CADEMO’s Commitment to Marine Conservation    

marine conservation cameo

The Pacific Ocean offshore California is habitat to numerous species of marine mammals, several of which are listed as threatened, endangered, or data deficient under the Endangered Species Act, and all are protected under the Marine Mammal Protection Act. As the developer of a proposed floating offshore wind energy project off Point Arguello in Central California, CADEMO is aware of the data gaps and potential interactions of marine mammals with our project. Previous monitoring efforts in the CADEMO region have been sparse and broad in scale.

Therefore, to provide site-specific data to characterize the marine environment in the CADEMO project area, we will be working with Scripps Institution of Oceanography at the University of California San Diego to conduct passive acoustic monitoring (PAM). The information generated by PAM will be included in the baseline technical studies conducted by ICF for CADEMO. These studies will inform the joint Environmental Impact Report/Environmental Impact Statement undertaken by the California State Lands Commission and the U.S. Department of the Air Force.

Scripps Oceanography deployed a PAM device in federal waters near the CADEMO site in November. Deployment of this instrument (known as a High-frequency Acoustic Recording Package or ‘HARP’) was facilitated as well by NOAA’s Sanctuary Sound Monitoring Project. The HARP deployed by CADEMO is located within the proposed Chumash Heritage National Marine Sanctuary currently under consideration by NOAA, a designation supported by CADEMO. In keeping with CADEMO’s intention to generate scientific information related to offshore wind development, the raw data and soundscape products will be made publicly available through NOAA’s National Centers for Environmental Information.

PAM has emerged as a key technology for marine monitoring, particularly as it relates to fine temporal scale understanding of species presence trends across the full range of seasons. PAM is also capable of evaluating the broader acoustic environment, identifying ways to mitigate risks, and assessing potential shifts in behavior and distribution of marine species that may arise from disturbances, including offshore wind energy development. One advantage of PAM in comparison to visual surveys is its reliability during adverse weather conditions during all times of day and its capability to detect underwater noise from anthropogenic sources.

Scripps Oceanography is renowned for its development of both scientific instruments and techniques for using PAM to study marine mammals. The Scripps-developed HARPs have been used for autonomous monitoring and research of marine mammal populations on U.S. Navy ranges for over 20 years, including in the Southern California Bight. HARPs are self-contained, battery-powered instruments unmatched in their ability to autonomously record and archive high-quality, continuous, calibrated, broadband passive acoustic data for over one year between service intervals. HARPs have been used by Scripps Oceanography to collect data for over 40 Navy contracts, as well as by partners at NOAA, BOEM, and others.

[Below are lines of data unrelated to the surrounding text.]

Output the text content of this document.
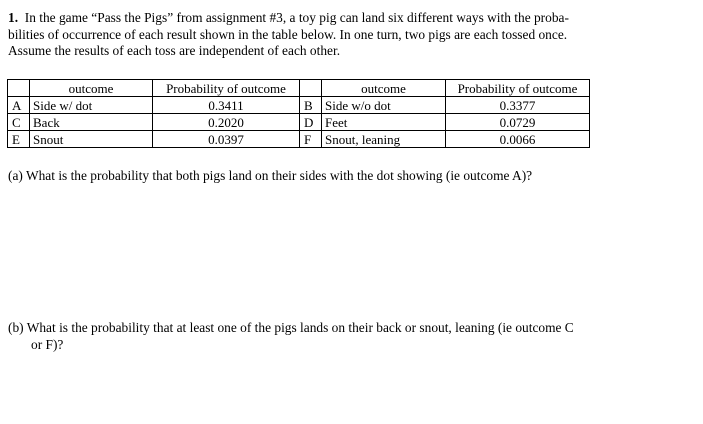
1. In the game “Pass the Pigs” from assignment #3, a toy pig can land six different ways with the proba-
bilities of occurrence of each result shown in the table below. In one turn, two pigs are each tossed once.
Assume the results of each toss are independent of each other.
	outcome	Probability of outcome		outcome	Probability of outcome
A	Side w/ dot	0.3411	B	Side w/o dot	0.3377
C	Back	0.2020	D	Feet	0.0729
E	Snout	0.0397	F	Snout, leaning	0.0066
(a) What is the probability that both pigs land on their sides with the dot showing (ie outcome A)?
(b) What is the probability that at least one of the pigs lands on their back or snout, leaning (ie outcome C
or F)?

Acoustic recordings have been and are currently being collected by Scripps Oceanography within the Point Arguello/Point Conception area and the broader Southern California Bight under sponsorship from NOAA, the U.S. Navy, and the National Science Foundation. No other institution has conducted acoustic data collection or analysis in this region with the same time duration (> 10 years), bandwidth, and occupation of multiple sites for spatial comparison. Data analysis from these existing Scripps Oceanography PAM sites will serve as important comparison locations for understanding the CADEMO project area.